À la mort de Franco, le 20 novembre 1975, la menace d’une irruption révolutionnaire en Espagne est d’autant plus grande que la plus vieille dictature d’Europe, le régime de Salazar, s’est effondré au Portugal le 24 avril 1974. Cette mobilisation révolutionnaire (grèves, occupations d’usines, de terres…) se répercute immédiatement en Espagne. Le Parti socialiste (PSOE, Felipe Gonzalez) et le Parti communiste (PCE, Santiago Carillo) jouent un rôle décisif pour empêcher le surgissement de la révolution. « Nous tenons beaucoup à ce que le passage de la dictature à la démocratie se fasse sans heurts et sans désordre inutile », explique Carillo.
Avec le reflux de la révolution au Portugal, se met en place une démocratie bourgeoise parlementaire. En Espagne, un certain nombre de droits démocratiques sont accordés. Les partis ouvriers étant légalisés, les Cortes octroyées sont élues en juin 1977. Elles élaborent une constitution qui préserve la forme monarchique de l’État et interdit tout droit à l’indépendance des peuples opprimés au sein de l’État espagnol. L’appui de Carillo (PCE) et de Gonzalez (PSOE) à ce processus empêche que le franquisme soit balayé dès 1976.

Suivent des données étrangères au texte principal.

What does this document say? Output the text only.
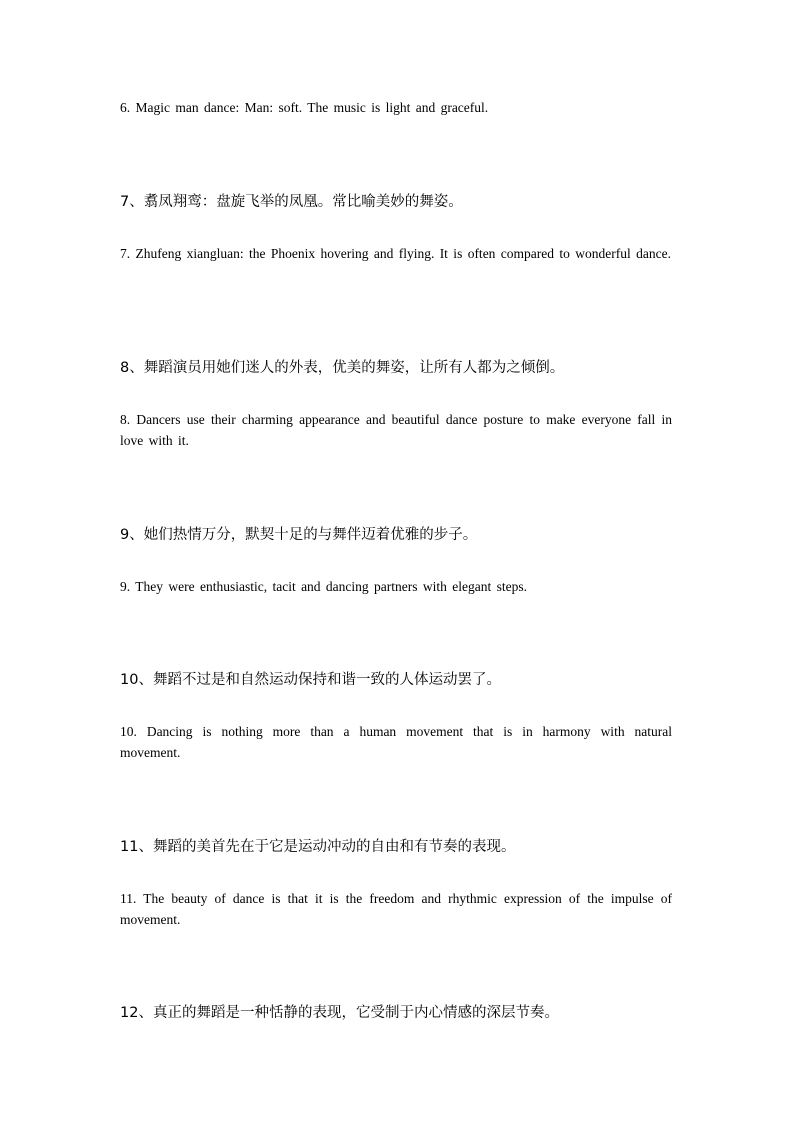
6. Magic man dance: Man: soft. The music is light and graceful.

7、翥凤翔鸾：盘旋飞举的凤凰。常比喻美妙的舞姿。

7. Zhufeng xiangluan: the Phoenix hovering and flying. It is often compared to wonderful dance.

8、舞蹈演员用她们迷人的外表，优美的舞姿，让所有人都为之倾倒。

8. Dancers use their charming appearance and beautiful dance posture to make everyone fall in love with it.

9、她们热情万分，默契十足的与舞伴迈着优雅的步子。

9. They were enthusiastic, tacit and dancing partners with elegant steps.

10、舞蹈不过是和自然运动保持和谐一致的人体运动罢了。

10. Dancing is nothing more than a human movement that is in harmony with natural movement.

11、舞蹈的美首先在于它是运动冲动的自由和有节奏的表现。

11. The beauty of dance is that it is the freedom and rhythmic expression of the impulse of movement.

12、真正的舞蹈是一种恬静的表现，它受制于内心情感的深层节奏。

En octobre 1977, ils signent les pactes sociaux au palais de la Moncloa et se rallient à la constitution monarchique, préservant l’État bourgeois. Cela permit la constitution d’un gouvernement de l’Alliance populaire dirigé par Adolfo Suarez (l’AP est le parti héritier du franquisme, créé en 1976 par Manuel Fraga Iribarne, ancien ministre de Franco).

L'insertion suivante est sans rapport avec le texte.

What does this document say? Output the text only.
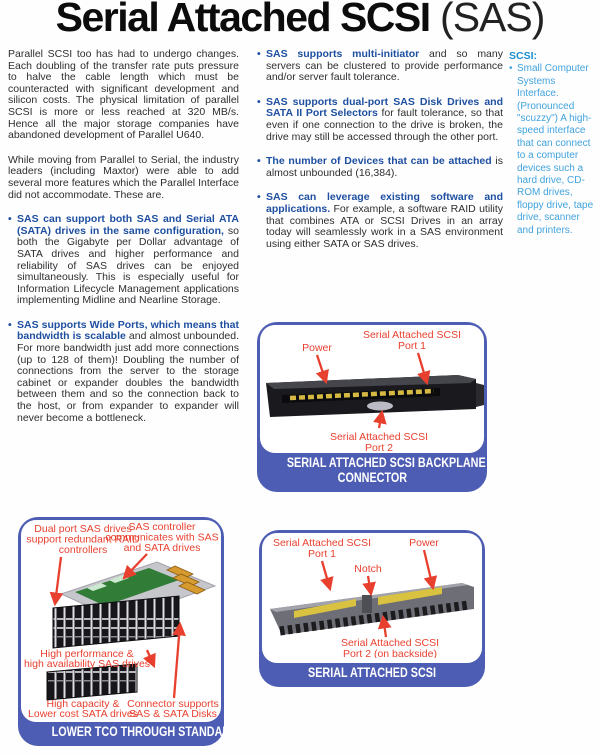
Serial Attached SCSI (SAS)

Parallel SCSI too has had to undergo changes. Each doubling of the transfer rate puts pressure to halve the cable length which must be counteracted with significant development and silicon costs. The physical limitation of parallel SCSI is more or less reached at 320 MB/s. Hence all the major storage companies have abandoned development of Parallel U640.

While moving from Parallel to Serial, the industry leaders (including Maxtor) were able to add several more features which the Parallel Interface did not accommodate. These are.

• SAS can support both SAS and Serial ATA (SATA) drives in the same configuration, so both the Gigabyte per Dollar advantage of SATA drives and higher performance and reliability of SAS drives can be enjoyed simultaneously. This is especially useful for Information Lifecycle Management applications implementing Midline and Nearline Storage.
• SAS supports Wide Ports, which means that bandwidth is scalable and almost unbounded. For more bandwidth just add more connections (up to 128 of them)! Doubling the number of connections from the server to the storage cabinet or expander doubles the bandwidth between them and so the connection back to the host, or from expander to expander will never become a bottleneck.
• SAS supports multi-initiator and so many servers can be clustered to provide performance and/or server fault tolerance.
• SAS supports dual-port SAS Disk Drives and SATA II Port Selectors for fault tolerance, so that even if one connection to the drive is broken, the drive may still be accessed through the other port.
• The number of Devices that can be attached is almost unbounded (16,384).
• SAS can leverage existing software and applications. For example, a software RAID utility that combines ATA or SCSI Drives in an array today will seamlessly work in a SAS environment using either SATA or SAS drives.
SCSI:
• Small Computer Systems Interface. (Pronounced "scuzzy") A high-speed interface that can connect to a computer devices such a hard drive, CD-ROM drives, floppy drive, tape drive, scanner and printers.
Power
Serial Attached SCSI
Port 1
Serial Attached SCSI
Port 2
SERIAL ATTACHED SCSI BACKPLANE
CONNECTOR
Dual port SAS drives
support redundant RAID
controllers
SAS controller
communicates with SAS
and SATA drives
High performance &
high availability SAS drives
High capacity &
Lower cost SATA drives
Connector supports
SAS & SATA Disks
LOWER TCO THROUGH STANDARDIZATION
Serial Attached SCSI
Port 1
Notch
Power
Serial Attached SCSI
Port 2 (on backside)
SERIAL ATTACHED SCSI
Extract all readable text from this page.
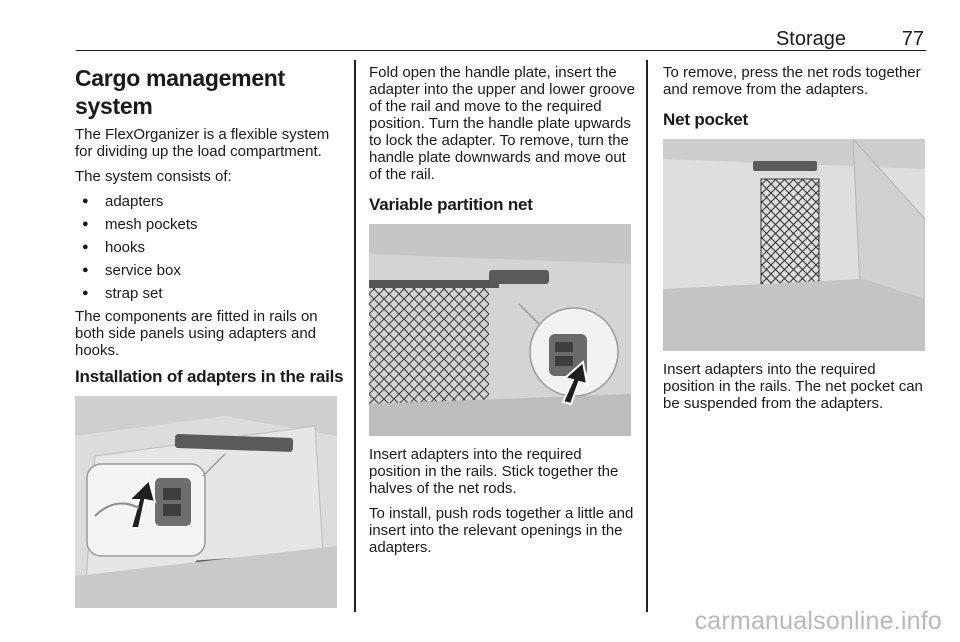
Storage	77
Cargo management system

The FlexOrganizer is a flexible system for dividing up the load compartment.

The system consists of:

● adapters
● mesh pockets
● hooks
● service box
● strap set

The components are fitted in rails on both side panels using adapters and hooks.

Installation of adapters in the rails

Fold open the handle plate, insert the adapter into the upper and lower groove of the rail and move to the required position. Turn the handle plate upwards to lock the adapter. To remove, turn the handle plate downwards and move out of the rail.

Variable partition net

Insert adapters into the required position in the rails. Stick together the halves of the net rods.

To install, push rods together a little and insert into the relevant openings in the adapters.

To remove, press the net rods together and remove from the adapters.

Net pocket

Insert adapters into the required position in the rails. The net pocket can be suspended from the adapters.

carmanualsonline.info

C’est dans ce contexte qu’est promulguée, le 15 octobre 1977, la loi d’amnistie dite de « réconciliation nationale ». Elle couvre tous les crimes commis durant la période du 18 juillet 1936 au 15 décembre 1976 : ce « "pacte de silence" ou "pacte d’oubli", allait permettre aux adversaires de naguère de tourner la page du franquisme et d’œuvrer ensemble à la mise en place d’institutions démocratiques »[1]. Cette loi et les pactes de la Moncloa facilitent le silence sur les enjeux et les causes politiques de l’écrasement de la révolution ouvrière espagnole.
En dépit de cette transition « contrôlée », grèves et manifestations se multiplient. Le 28 octobre 1982, une majorité de députés du PSOE est élue, à laquelle s’ajoutent les députés du PCE. Différentes organisations nationalistes obtiennent aussi des élus. Si l’État franquiste (que la monarchie incarne) n’a pas été détruit, il est profondément altéré.
De ces résultats découlent une exigence : que le PSOE et le PCE majoritaires aux « Cortes » décrètent des Cortes souveraines, abolissent la monarchie, reconnaissent le droit à l’indépendance des peuples opprimés… Ce qui impose la constitution d’un gouvernement du PSOE et du PCE. Le gouvernement de Gonzalez (comportant deux ministres issus de partis bourgeois) se met en place contre cette exigence. Il préserve les Cortes octroyées de 1977, se soumet à Juan Carlos et à la monarchie héritière du franquisme. Et il se soumet aussi au consensus politique et au silence officiel sur la révolution ouvrière et le régime franquiste.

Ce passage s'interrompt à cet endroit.